Will rutscht unversehens in ein Abenteuer, das weit größer ist als er es sich jemals zu denken vermag. Mit pseudowissenschaftlichem Fundament entwirft der amerikanische Autor ein immer mal wieder spannendes, zumeist aber irgendwie dahinplätscherndes Geflecht über Monster, Friedhöfe, dunkle Ecken und die Nacht. Die düstere Atmosphäre umschließt die Geschichte perfekt und sorgt für die passende Stimmung zu verworrenen Stoff über Tote und Monster. Trotz aller Dunkelheit eignet sich »Der Monstrumologe« durchaus auch für Jugendliche ab 14 Jahren und eher zart besaitete Gruselfans. Splatter und die ganz harten Sachen sucht man vergebens, gezittert wird hier eher unterschwellig und beim spannenden Showdown.

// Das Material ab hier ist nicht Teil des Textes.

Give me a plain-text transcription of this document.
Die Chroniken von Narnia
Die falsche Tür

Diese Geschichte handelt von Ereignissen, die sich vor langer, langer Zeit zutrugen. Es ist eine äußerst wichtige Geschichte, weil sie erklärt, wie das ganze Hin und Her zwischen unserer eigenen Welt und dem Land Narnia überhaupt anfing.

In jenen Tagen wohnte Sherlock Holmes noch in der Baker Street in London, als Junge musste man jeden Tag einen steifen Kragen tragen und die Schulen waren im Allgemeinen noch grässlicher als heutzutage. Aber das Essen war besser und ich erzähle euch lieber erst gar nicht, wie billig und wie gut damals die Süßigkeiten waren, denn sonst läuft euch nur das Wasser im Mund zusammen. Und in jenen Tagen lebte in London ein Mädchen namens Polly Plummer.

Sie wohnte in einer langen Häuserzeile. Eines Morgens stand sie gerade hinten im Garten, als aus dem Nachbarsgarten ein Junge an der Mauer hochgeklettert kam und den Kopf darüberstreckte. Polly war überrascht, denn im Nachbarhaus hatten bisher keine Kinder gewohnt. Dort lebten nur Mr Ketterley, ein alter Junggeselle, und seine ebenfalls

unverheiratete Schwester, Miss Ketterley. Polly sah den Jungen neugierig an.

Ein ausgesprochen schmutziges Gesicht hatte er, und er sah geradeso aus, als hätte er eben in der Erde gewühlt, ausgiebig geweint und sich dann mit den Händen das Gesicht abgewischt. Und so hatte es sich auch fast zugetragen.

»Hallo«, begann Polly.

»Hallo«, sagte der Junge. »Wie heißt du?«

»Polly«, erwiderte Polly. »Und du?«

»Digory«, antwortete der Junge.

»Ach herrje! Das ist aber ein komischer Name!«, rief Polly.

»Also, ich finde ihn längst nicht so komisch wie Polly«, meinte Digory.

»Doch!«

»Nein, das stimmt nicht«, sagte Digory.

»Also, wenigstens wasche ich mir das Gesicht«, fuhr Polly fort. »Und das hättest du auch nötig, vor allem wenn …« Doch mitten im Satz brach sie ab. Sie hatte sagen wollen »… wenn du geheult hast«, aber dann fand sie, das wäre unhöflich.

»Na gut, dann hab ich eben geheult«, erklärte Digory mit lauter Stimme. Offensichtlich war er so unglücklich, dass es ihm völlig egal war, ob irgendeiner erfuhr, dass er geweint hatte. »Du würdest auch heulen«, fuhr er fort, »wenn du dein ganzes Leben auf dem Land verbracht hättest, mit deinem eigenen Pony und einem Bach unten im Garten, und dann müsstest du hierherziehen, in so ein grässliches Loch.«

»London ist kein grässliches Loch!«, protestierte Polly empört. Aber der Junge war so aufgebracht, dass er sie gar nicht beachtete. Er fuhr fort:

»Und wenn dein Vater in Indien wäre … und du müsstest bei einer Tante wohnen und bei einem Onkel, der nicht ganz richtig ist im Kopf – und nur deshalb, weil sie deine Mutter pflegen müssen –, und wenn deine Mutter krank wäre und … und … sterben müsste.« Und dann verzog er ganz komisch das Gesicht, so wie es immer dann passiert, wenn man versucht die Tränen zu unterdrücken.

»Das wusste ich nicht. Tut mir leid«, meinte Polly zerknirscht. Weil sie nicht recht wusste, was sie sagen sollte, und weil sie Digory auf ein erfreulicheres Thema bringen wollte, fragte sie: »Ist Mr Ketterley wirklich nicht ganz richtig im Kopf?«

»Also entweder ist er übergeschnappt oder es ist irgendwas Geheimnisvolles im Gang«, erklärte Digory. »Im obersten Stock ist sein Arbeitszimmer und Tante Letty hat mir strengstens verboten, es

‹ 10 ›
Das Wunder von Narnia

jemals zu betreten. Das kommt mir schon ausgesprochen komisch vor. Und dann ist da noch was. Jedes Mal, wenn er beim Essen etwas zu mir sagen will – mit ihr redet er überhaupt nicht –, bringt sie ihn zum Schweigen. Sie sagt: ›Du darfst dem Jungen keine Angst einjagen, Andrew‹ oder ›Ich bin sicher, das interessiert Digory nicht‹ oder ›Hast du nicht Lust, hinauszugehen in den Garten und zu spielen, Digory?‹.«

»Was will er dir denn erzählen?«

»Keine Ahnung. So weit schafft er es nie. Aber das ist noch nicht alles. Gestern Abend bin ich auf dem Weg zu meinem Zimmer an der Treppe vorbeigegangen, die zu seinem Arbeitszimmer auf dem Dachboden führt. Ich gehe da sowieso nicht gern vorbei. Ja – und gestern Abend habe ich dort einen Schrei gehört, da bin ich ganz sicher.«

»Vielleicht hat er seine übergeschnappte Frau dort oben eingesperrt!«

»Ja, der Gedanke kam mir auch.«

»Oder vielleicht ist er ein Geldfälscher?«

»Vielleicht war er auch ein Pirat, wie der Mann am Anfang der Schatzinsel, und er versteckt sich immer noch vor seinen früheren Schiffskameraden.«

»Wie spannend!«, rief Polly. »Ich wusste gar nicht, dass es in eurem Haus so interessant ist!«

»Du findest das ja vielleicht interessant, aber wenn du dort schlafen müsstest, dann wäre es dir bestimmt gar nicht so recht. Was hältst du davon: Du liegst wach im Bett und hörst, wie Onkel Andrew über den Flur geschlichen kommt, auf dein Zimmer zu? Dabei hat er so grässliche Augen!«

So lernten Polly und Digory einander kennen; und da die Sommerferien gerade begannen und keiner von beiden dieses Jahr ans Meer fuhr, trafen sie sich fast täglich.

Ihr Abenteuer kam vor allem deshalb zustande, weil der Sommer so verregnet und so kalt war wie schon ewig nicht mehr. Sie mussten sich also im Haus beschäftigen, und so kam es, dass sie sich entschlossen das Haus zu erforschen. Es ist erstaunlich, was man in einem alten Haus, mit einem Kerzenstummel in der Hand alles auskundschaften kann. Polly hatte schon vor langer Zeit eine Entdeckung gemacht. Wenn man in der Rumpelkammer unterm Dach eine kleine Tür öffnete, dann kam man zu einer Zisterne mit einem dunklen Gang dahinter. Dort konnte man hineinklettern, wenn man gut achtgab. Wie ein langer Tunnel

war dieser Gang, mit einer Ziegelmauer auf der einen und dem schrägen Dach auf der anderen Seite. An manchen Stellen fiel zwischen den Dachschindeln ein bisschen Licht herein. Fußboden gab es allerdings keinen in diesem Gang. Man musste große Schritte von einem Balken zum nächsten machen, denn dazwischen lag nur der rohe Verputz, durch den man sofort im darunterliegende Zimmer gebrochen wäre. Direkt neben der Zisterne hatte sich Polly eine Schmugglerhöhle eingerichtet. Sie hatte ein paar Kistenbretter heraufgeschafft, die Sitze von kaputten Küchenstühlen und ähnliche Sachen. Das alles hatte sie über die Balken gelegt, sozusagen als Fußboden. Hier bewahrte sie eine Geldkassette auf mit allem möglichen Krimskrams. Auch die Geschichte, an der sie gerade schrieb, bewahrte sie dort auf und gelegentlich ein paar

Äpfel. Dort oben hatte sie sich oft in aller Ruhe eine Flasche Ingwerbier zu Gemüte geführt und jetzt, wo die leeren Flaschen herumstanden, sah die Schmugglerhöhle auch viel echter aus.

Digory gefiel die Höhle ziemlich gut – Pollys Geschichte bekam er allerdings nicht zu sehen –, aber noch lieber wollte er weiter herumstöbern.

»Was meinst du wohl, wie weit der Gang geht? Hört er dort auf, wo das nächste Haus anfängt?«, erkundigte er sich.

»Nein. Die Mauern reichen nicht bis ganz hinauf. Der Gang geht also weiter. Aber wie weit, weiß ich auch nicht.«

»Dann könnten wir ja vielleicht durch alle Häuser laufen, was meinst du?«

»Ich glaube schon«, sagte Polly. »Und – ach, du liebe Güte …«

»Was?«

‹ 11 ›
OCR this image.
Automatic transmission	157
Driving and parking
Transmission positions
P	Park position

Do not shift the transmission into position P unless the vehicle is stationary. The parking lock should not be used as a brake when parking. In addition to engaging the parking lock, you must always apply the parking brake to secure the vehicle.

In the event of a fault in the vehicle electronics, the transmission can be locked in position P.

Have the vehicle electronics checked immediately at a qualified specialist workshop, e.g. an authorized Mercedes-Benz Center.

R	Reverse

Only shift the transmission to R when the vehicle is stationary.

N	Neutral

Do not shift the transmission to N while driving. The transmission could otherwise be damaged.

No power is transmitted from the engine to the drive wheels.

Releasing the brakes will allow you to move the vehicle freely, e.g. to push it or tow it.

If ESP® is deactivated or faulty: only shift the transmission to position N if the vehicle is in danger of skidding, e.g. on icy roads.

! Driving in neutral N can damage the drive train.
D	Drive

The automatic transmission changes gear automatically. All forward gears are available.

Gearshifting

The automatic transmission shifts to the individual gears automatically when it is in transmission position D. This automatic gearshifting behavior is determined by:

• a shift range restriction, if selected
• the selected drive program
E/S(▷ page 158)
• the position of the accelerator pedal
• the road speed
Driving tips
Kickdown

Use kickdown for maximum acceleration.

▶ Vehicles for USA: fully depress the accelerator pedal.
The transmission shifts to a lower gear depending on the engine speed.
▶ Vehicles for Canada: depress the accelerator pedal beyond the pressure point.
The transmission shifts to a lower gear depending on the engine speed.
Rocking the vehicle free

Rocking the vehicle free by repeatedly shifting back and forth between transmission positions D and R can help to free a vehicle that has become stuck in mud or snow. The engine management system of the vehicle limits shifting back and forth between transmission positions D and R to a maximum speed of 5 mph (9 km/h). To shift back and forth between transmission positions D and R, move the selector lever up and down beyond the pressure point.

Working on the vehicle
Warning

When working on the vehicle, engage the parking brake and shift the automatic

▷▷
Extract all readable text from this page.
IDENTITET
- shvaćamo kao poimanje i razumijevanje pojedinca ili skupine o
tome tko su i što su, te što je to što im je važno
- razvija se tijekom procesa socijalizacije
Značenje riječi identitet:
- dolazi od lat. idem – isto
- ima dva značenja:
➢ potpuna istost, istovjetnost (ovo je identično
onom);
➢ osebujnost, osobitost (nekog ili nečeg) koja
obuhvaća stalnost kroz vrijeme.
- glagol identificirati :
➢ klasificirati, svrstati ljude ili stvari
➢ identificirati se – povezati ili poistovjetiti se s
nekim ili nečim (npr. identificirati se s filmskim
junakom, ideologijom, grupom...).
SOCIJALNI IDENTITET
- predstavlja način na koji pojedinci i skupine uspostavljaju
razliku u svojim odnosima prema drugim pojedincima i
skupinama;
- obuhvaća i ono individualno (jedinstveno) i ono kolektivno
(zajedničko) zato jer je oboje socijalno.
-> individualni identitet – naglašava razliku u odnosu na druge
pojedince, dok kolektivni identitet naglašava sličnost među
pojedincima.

Der Protagonist ist ein Junge am Rande der Pubertät, der Stoff als solches eignet sich aber auch für junge Erwachsene und Interessierte. Zweifellos ist der Roman gut geschrieben und Yancey weiß seine Leser und Leserinnen an den Stoff zu binden, manchmal überwiegt der wissenschaftliche Teil aber dermaßen, dass man die eigentliche Geschichte schon fast aus den Augen verliert. Will betrachtet alles mit großen, staunenden Augen und erkennt den Ernst der Lage erst viel zu spät. Gestelzt wirkt in diesem Zusammenhang auf die Sprache. Spielen soll die Handlung im Jahr 1888, weshalb der Autor versucht, sich einem damaligen Sprachmuster anzupassen. Das geht aber gehörig nach hinten los, wirkt enorm aufgesetzt und hinderlich.

Tolle Atmosphäre, sonst aber irgendwie sonderbar. Bei »Der Monstrumologe« wird man weder mit den Figuren, noch mit der Geschichte an sich wirklich war, die ein oder andere Gänsehaut verursacht der Roman dennoch – lesen muss man ihn aber noch lange nicht!

Rick Yancey: Der Monstrumologe.
Bastei Lübbe, September 2010.
416 Seiten, Taschenbuch, 14,99 Euro.